The micro-laboratory includes sensors and optical systems that can detect proteins and specific genetic activity. In about two weeks, the Bigelow ground control station in Las Vegas, Nevada, will activate the GeneBox. After the device has executed all of its test functions, the micro-laboratory's data will be relayed to the ground for further analysis.

"In later flights, when we become fully operational, the micro-laboratory model we are testing today will be housed in micro-satellites, beginning with GeneSats," Hines said. NASA is exploring this option as a potential inexpensive platform for conducting fundamental research to understand the mechanisms of bone and muscle loss and weakening of the immune system.

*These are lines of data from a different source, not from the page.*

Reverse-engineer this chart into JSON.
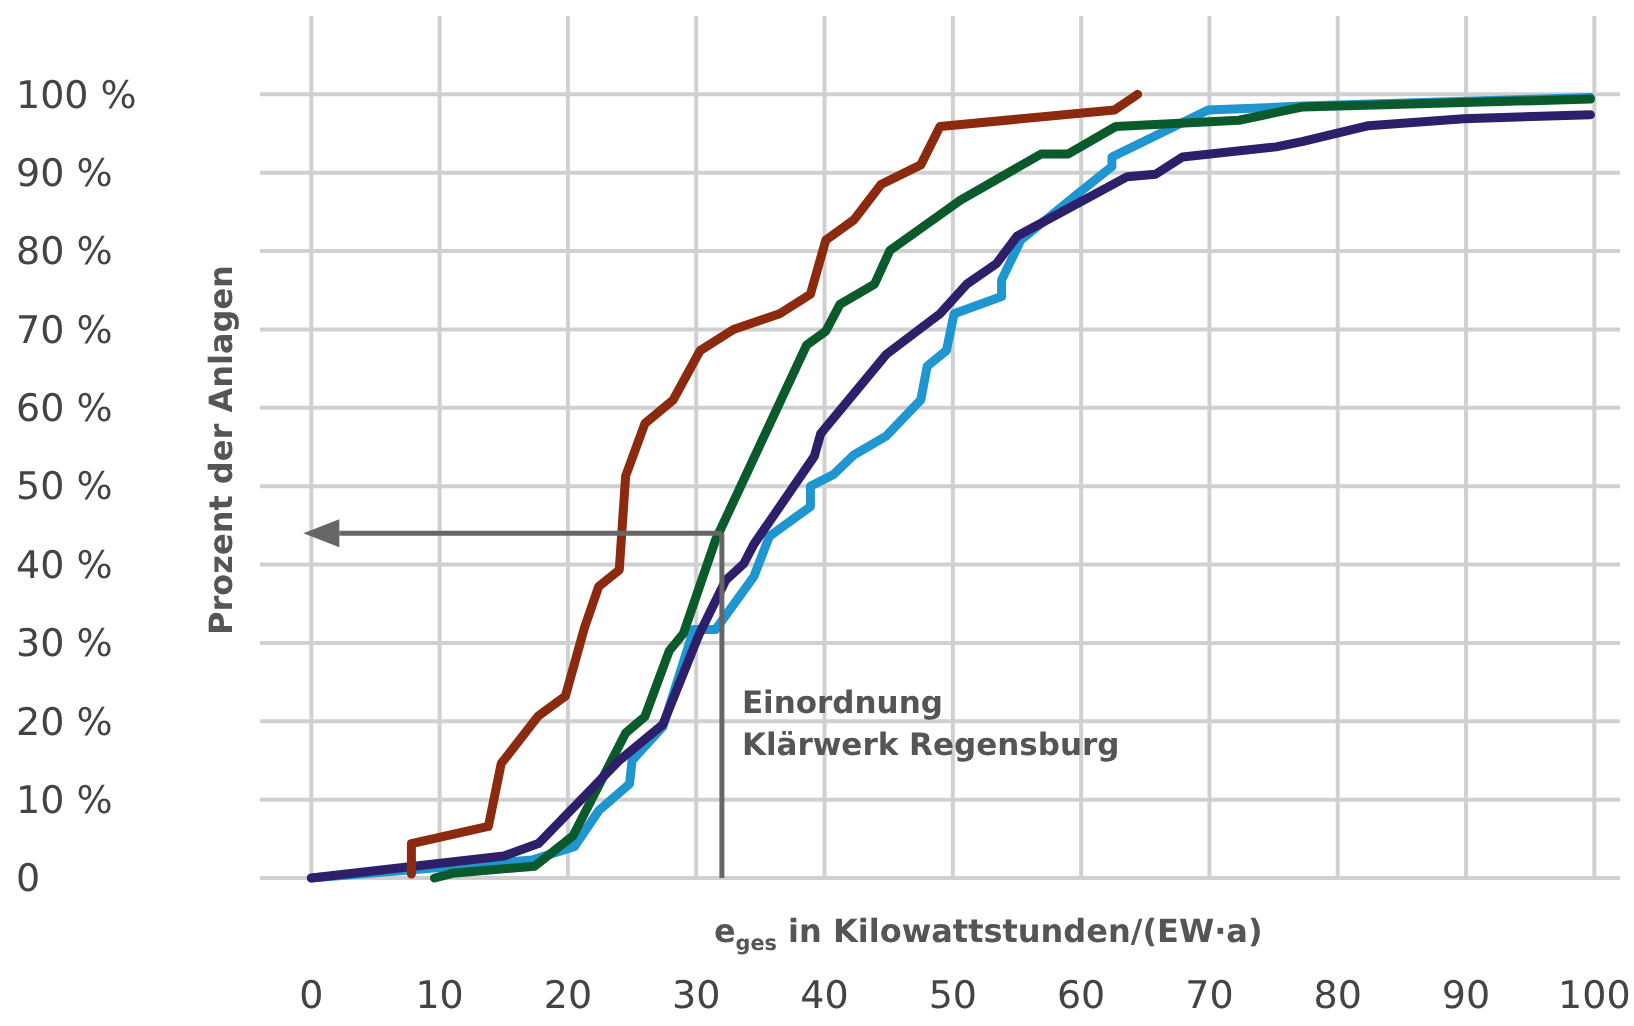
{
  "chart_data": {
    "type": "line",
    "xlabel": "e$_{ges}$ in Kilowattstunden/(EW·a)",
    "ylabel": "Prozent der Anlagen",
    "xlim": [
      -4,
      102
    ],
    "ylim": [
      0,
      110
    ],
    "xticks": [
      0,
      10,
      20,
      30,
      40,
      50,
      60,
      70,
      80,
      90,
      100
    ],
    "yticks": [
      0,
      {
        "value": 10,
        "label": "10 %"
      },
      {
        "value": 20,
        "label": "20 %"
      },
      {
        "value": 30,
        "label": "30 %"
      },
      {
        "value": 40,
        "label": "40 %"
      },
      {
        "value": 50,
        "label": "50 %"
      },
      {
        "value": 60,
        "label": "60 %"
      },
      {
        "value": 70,
        "label": "70 %"
      },
      {
        "value": 80,
        "label": "80 %"
      },
      {
        "value": 90,
        "label": "90 %"
      },
      {
        "value": 100,
        "label": "100 %"
      }
    ],
    "grid": true,
    "marker": "none",
    "line_style": "solid",
    "ref_lines": [
      {
        "axis": "x",
        "value": 32,
        "label": "Einordnung\nKlärwerk Regensburg",
        "color": "#666666"
      },
      {
        "axis": "y",
        "value": 44,
        "color": "#666666"
      }
    ],
    "series": [
      {
        "color": "#1f96cf",
        "x": [
          0,
          17.2,
          20.5,
          22.4,
          24.8,
          25,
          27.4,
          29.8,
          31.5,
          34.5,
          35.7,
          38.9,
          38.9,
          40.7,
          42.3,
          44.8,
          47.5,
          48,
          49.5,
          50.1,
          53.8,
          53.8,
          55.3,
          59.5,
          62.4,
          62.4,
          69.9,
          77.3,
          99.7
        ],
        "values": [
          0,
          2.3,
          4,
          8.6,
          12,
          15,
          19.3,
          31.7,
          31.7,
          38.5,
          43.6,
          47.4,
          50,
          51.5,
          54,
          56.4,
          61,
          65.3,
          67.3,
          72,
          74.2,
          76.3,
          81.4,
          87,
          90.8,
          92,
          98,
          98.5,
          99.6
        ]
      },
      {
        "color": "#0b5a2b",
        "x": [
          9.6,
          11,
          17.4,
          20.4,
          24.5,
          26,
          27.9,
          29,
          31.5,
          38.6,
          40.1,
          41.2,
          43.9,
          45.1,
          50.6,
          56.9,
          59,
          62.7,
          72.3,
          77.3,
          99.7
        ],
        "values": [
          0,
          0.6,
          1.5,
          5.4,
          18.5,
          20.6,
          29,
          31.2,
          43.1,
          68,
          69.8,
          73.2,
          75.8,
          80.1,
          86.5,
          92.4,
          92.4,
          95.9,
          96.7,
          98.4,
          99.4
        ]
      },
      {
        "color": "#2e1f6b",
        "x": [
          0,
          15,
          17.7,
          24,
          27.4,
          30.2,
          32.3,
          33.7,
          34.5,
          39.2,
          39.7,
          44.8,
          49,
          51.1,
          53.4,
          55,
          63.6,
          65.8,
          67.9,
          75.2,
          77.3,
          82.4,
          89.8,
          99.7
        ],
        "values": [
          0,
          2.8,
          4.4,
          15,
          19.6,
          31,
          38,
          40.1,
          42.6,
          53.8,
          56.7,
          66.8,
          72,
          75.8,
          78.4,
          81.9,
          89.5,
          89.8,
          92,
          93.3,
          94,
          96,
          96.9,
          97.4
        ]
      },
      {
        "color": "#8b2a0e",
        "x": [
          7.8,
          7.8,
          13.8,
          14.8,
          17.7,
          19.8,
          21.3,
          22.4,
          24,
          24.5,
          26,
          28.2,
          30.3,
          32.9,
          36.5,
          38.9,
          40.1,
          42.3,
          44.4,
          47.5,
          49,
          62.6,
          64.4
        ],
        "values": [
          0.5,
          4.4,
          6.6,
          14.6,
          20.7,
          23.2,
          32,
          37.2,
          39.3,
          51.3,
          58,
          61,
          67.3,
          70,
          72,
          74.5,
          81.4,
          84,
          88.5,
          91,
          95.9,
          98,
          100
        ]
      }
    ]
  }
}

GeneSats will include control of humidified air, pressure and temperature. Light emitting diodes (LEDs) will provide light for analytical sensors that can help scientists detect proteins that have been engineered to glow when they are treated with special chemicals as an indicator of genetic activity.

"The GeneBox test is the first of many planned projects from the newly formed Small Satellite Center at Ames," Hines said. NASA GeneBox partners include Santa Clara University, Santa Clara, Calif.; Stanford University, Stanford, Calif.; and California Polytechnic University, San Luis Obispo, Calif. Bigelow Aerospace Corporation provided space on its Genesis I test mission for GeneBox.

According to Hines, the NASA-Bigelow Aerospace collaboration reflects the emerging focus on government and commercial partnerships in entrepreneurial space endeavors. He added that this opportunity on the Bigelow commercial space test mission will provide NASA an early verification of technologies contained in the GeneBox miniature laboratory.